Once CI platform is decided on, we will need to mint a cert for the VM to field a webhook from CI to kick off tests.

@Elexy Do you have a preference on the IOPS or throughput for the 1TB SSD? Can we get away with provisioning a gp2 EBS volume for this or do you need the io1 flavor?

These machines have been made. I went with a gp2 SSD Volume. Let me know if that needs an upgrade. Once I get a nearform public key, I'll add that to the VM

Thanks.
here is the pub key:

ssh-rsa AAAAB3NzaC1yc2EAAAADAQABAAABAQDRZsdV936RrBC3ZK3wmmP4dgj8cNSD6WdChMs2Ic+A+h5HALTSkK0Z7ri1pPbbSf6OzD5NwGByhXIwT34RPZjWRs008cv8z4x4bYV+wBlUQRaVAYQDxag+5522cg35nHqgONHmyuutBjU4lxRlq4qyACbI5sI7CDg0J9fMEyAK8hj8ADWM3dZFe+kA9bUh3LLyCUfhiSnGX7xmtQRqXHzU+c0ZPFARSbRakMUcGBRb7P5CnQkIwZqyGIpAbV4/wjDA6jn+whPyOx3lHxpxyzHtjoGra6j+j3KHcC2i1+PaGYK8hGRckcVNr6jsH86HzFkwmP+KMJQ2nkHSVMoJdYAt elexy@Alexs-MacBook-Pro.local

Alright this is done.

ubuntu@63.33.104.238 VM
ubuntu@147.75.33.155 Bare Metal machine

Ping me when we know what CI looks like and I can sort out the webhook to VM stuff

@eefahy I am assuming this dashboard should be made available on a domain as well. Can you take care of that?
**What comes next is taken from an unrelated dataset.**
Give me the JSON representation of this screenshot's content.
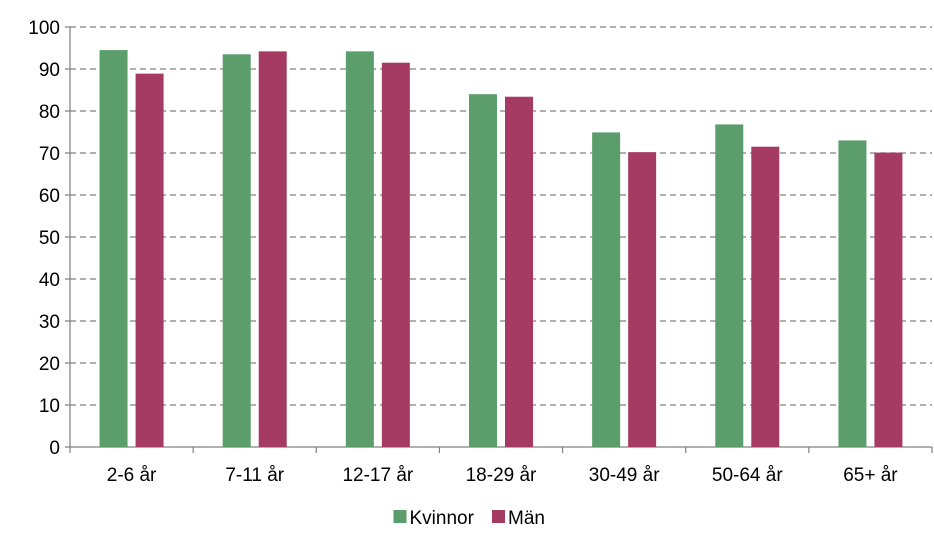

Also I need ports 80 and 443 opened in the vNet to be able to expose the service and get the let's encrypt handshake to work.

UFW config on the VM:

ubuntu@ip-172-31-44-15:~$ sudo ufw status verbose
Status: active
Logging: on (low)
Default: reject (incoming), allow (outgoing), deny (routed)
New profiles: skip

To                         Action      From
--                         ------      ----
22/tcp                     LIMIT IN    Anywhere                   # Limit ssh access
80/tcp                     ALLOW IN    Anywhere                   # Allow http access
443/tcp                    ALLOW IN    Anywhere                   # Allow https access
22/tcp (v6)                LIMIT IN    Anywhere (v6)              # Limit ssh access
80/tcp (v6)                ALLOW IN    Anywhere (v6)              # Allow http access
443/tcp (v6)               ALLOW IN    Anywhere (v6)              # Allow https access

/cc @daviddias

@eefahy I'd like to CI/CD this project as well. Can you add it too CircleCI or Gitlab ci?
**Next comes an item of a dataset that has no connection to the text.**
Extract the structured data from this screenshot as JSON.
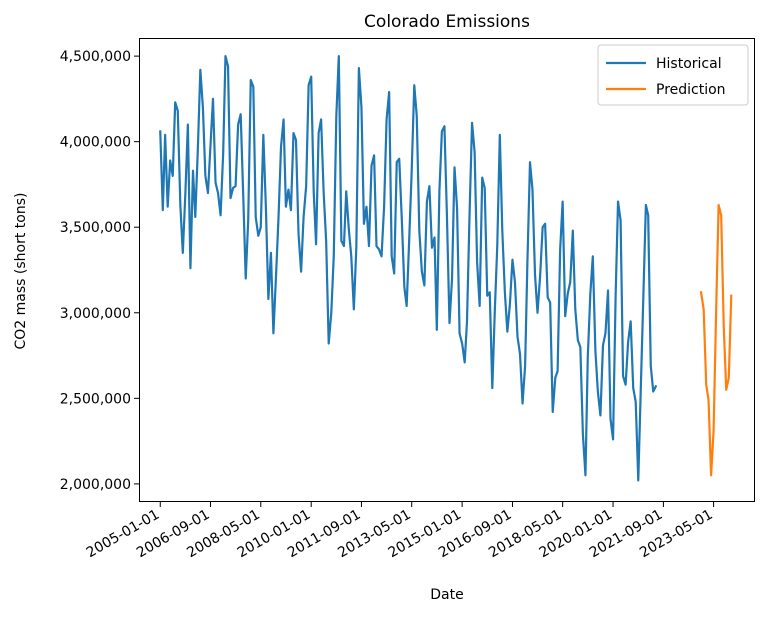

@Elexy I've enabled the Circle.

Port 80 and 443 are now open on the VM - not sure what domain to use for this. Thoughts @daviddias or @alanshaw ?

We decided to put it on cloud.ipfs.team yesterday for the time being, so something like benchmarks.cloud.ipfs.team?
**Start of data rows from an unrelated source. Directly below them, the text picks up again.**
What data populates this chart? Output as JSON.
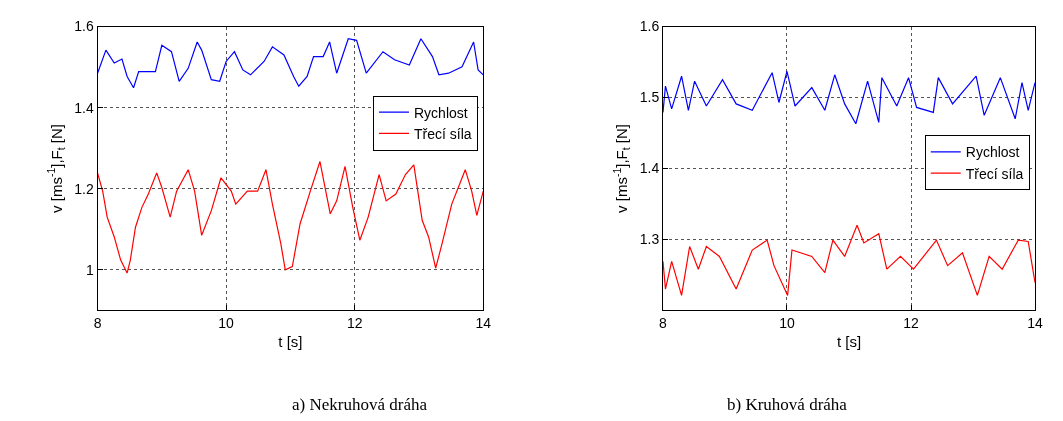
{
  "chart_data": [
    {
      "type": "line",
      "xlabel": "t [s]",
      "ylabel": "v [ms$^{-1}$],F$_{t}$ [N]",
      "annotations": [
        "a) Nekruhová dráha"
      ],
      "xlim": [
        8,
        14
      ],
      "xticks": [
        8,
        10,
        12,
        14
      ],
      "ylim": [
        0.9,
        1.6
      ],
      "yticks": [
        1,
        1.2,
        1.4,
        1.6
      ],
      "grid": true,
      "legend": "top right",
      "line_style": "solid",
      "marker": "none",
      "series": [
        {
          "name": "Rychlost",
          "color": "#0000ff",
          "x": [
            8.0,
            8.13,
            8.26,
            8.38,
            8.46,
            8.56,
            8.64,
            8.9,
            9.0,
            9.15,
            9.27,
            9.41,
            9.55,
            9.62,
            9.77,
            9.9,
            10.0,
            10.13,
            10.26,
            10.38,
            10.59,
            10.72,
            10.9,
            11.05,
            11.13,
            11.26,
            11.36,
            11.51,
            11.61,
            11.72,
            11.9,
            12.03,
            12.18,
            12.44,
            12.62,
            12.85,
            13.03,
            13.21,
            13.31,
            13.46,
            13.67,
            13.85,
            13.92,
            14.0
          ],
          "values": [
            1.485,
            1.542,
            1.51,
            1.52,
            1.477,
            1.449,
            1.489,
            1.489,
            1.554,
            1.538,
            1.465,
            1.497,
            1.562,
            1.542,
            1.469,
            1.465,
            1.514,
            1.538,
            1.493,
            1.481,
            1.514,
            1.55,
            1.53,
            1.477,
            1.453,
            1.477,
            1.526,
            1.526,
            1.562,
            1.485,
            1.57,
            1.566,
            1.485,
            1.538,
            1.518,
            1.505,
            1.57,
            1.526,
            1.481,
            1.485,
            1.501,
            1.562,
            1.493,
            1.481
          ]
        },
        {
          "name": "Třecí síla",
          "color": "#ff0000",
          "x": [
            8.0,
            8.08,
            8.15,
            8.26,
            8.36,
            8.46,
            8.51,
            8.59,
            8.69,
            8.79,
            8.92,
            9.0,
            9.13,
            9.23,
            9.41,
            9.51,
            9.62,
            9.77,
            9.92,
            10.08,
            10.15,
            10.33,
            10.49,
            10.62,
            10.72,
            10.85,
            10.92,
            11.03,
            11.15,
            11.31,
            11.46,
            11.62,
            11.72,
            11.85,
            11.97,
            12.08,
            12.21,
            12.38,
            12.49,
            12.64,
            12.79,
            12.92,
            13.05,
            13.15,
            13.26,
            13.36,
            13.51,
            13.72,
            13.82,
            13.9,
            14.0
          ],
          "values": [
            1.239,
            1.194,
            1.13,
            1.081,
            1.024,
            0.992,
            1.024,
            1.105,
            1.154,
            1.187,
            1.239,
            1.203,
            1.13,
            1.194,
            1.247,
            1.194,
            1.085,
            1.146,
            1.227,
            1.194,
            1.162,
            1.194,
            1.194,
            1.247,
            1.162,
            1.065,
            1.0,
            1.008,
            1.113,
            1.194,
            1.267,
            1.138,
            1.17,
            1.255,
            1.154,
            1.073,
            1.13,
            1.235,
            1.17,
            1.187,
            1.235,
            1.259,
            1.122,
            1.081,
            1.004,
            1.065,
            1.162,
            1.247,
            1.194,
            1.134,
            1.194
          ]
        }
      ]
    },
    {
      "type": "line",
      "xlabel": "t [s]",
      "ylabel": "v [ms$^{-1}$],F$_{t}$ [N]",
      "annotations": [
        "b) Kruhová dráha"
      ],
      "xlim": [
        8,
        14
      ],
      "xticks": [
        8,
        10,
        12,
        14
      ],
      "ylim": [
        1.2,
        1.6
      ],
      "yticks": [
        1.3,
        1.4,
        1.5,
        1.6
      ],
      "grid": true,
      "legend": "right",
      "line_style": "solid",
      "marker": "none",
      "series": [
        {
          "name": "Rychlost",
          "color": "#0000ff",
          "x": [
            8.0,
            8.04,
            8.14,
            8.3,
            8.41,
            8.51,
            8.7,
            8.96,
            9.18,
            9.44,
            9.76,
            9.87,
            10.0,
            10.13,
            10.4,
            10.61,
            10.77,
            10.93,
            11.11,
            11.3,
            11.48,
            11.53,
            11.77,
            11.96,
            12.09,
            12.36,
            12.44,
            12.67,
            13.05,
            13.18,
            13.44,
            13.68,
            13.79,
            13.89,
            14.0
          ],
          "values": [
            1.479,
            1.516,
            1.484,
            1.53,
            1.482,
            1.523,
            1.488,
            1.525,
            1.491,
            1.482,
            1.535,
            1.493,
            1.537,
            1.488,
            1.514,
            1.482,
            1.532,
            1.491,
            1.463,
            1.523,
            1.465,
            1.528,
            1.488,
            1.528,
            1.486,
            1.479,
            1.528,
            1.491,
            1.53,
            1.475,
            1.528,
            1.47,
            1.521,
            1.482,
            1.521
          ]
        },
        {
          "name": "Třecí síla",
          "color": "#ff0000",
          "x": [
            8.0,
            8.04,
            8.14,
            8.3,
            8.43,
            8.57,
            8.7,
            8.91,
            9.18,
            9.44,
            9.68,
            9.79,
            10.01,
            10.08,
            10.4,
            10.61,
            10.74,
            10.93,
            11.13,
            11.24,
            11.48,
            11.61,
            11.83,
            12.04,
            12.41,
            12.59,
            12.83,
            13.07,
            13.26,
            13.47,
            13.73,
            13.89,
            14.0
          ],
          "values": [
            1.269,
            1.23,
            1.269,
            1.221,
            1.29,
            1.258,
            1.29,
            1.276,
            1.23,
            1.285,
            1.299,
            1.263,
            1.221,
            1.285,
            1.276,
            1.253,
            1.299,
            1.276,
            1.32,
            1.295,
            1.308,
            1.258,
            1.276,
            1.258,
            1.299,
            1.263,
            1.281,
            1.221,
            1.276,
            1.258,
            1.299,
            1.297,
            1.239
          ]
        }
      ]
    }
  ]
}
OK - turns out that *.cloud.ipfs.team is tied up so I made benchmarks.ipfs.team resolve to the EIP on the VM. Let me know if that needs to change.

@Elexy I'm seeing a LetEncrypt script on the VM so I assume that you can take care of the cert for that new domain?

@eefahy re - cert: yes, I will. Thanks for the domain!

@eefahy I previously deleted my comment about needing sudo but I now have hit that wall again with no way around it.
The benchmark Bare Metal machine needs git installed and possibly some more things. We need to git clone js-ipfs there and checkout a specific commit to run the benchmarks against.

Could the ubuntu user have sudo rights, like on the VM?

This is a blocker for me now.
/cc @alanshaw @mcollina

The ubuntu user already had sudo privs but I updated it to not require a password. If we know what sort of stuff needs to be installed on the bare metal machine, I'm happy to add that to its user_data script instead which feels a little more secure. Thoughts?

@eefahy Thanks for the quick reply. Let's add it to user_data once it's stabilized. We're still discovering stuff here.

@Elexy Cool, sounds good. I'm closing this issue now. If other things come up or you're ready for user_data stuff then open a new issue please. Thanks!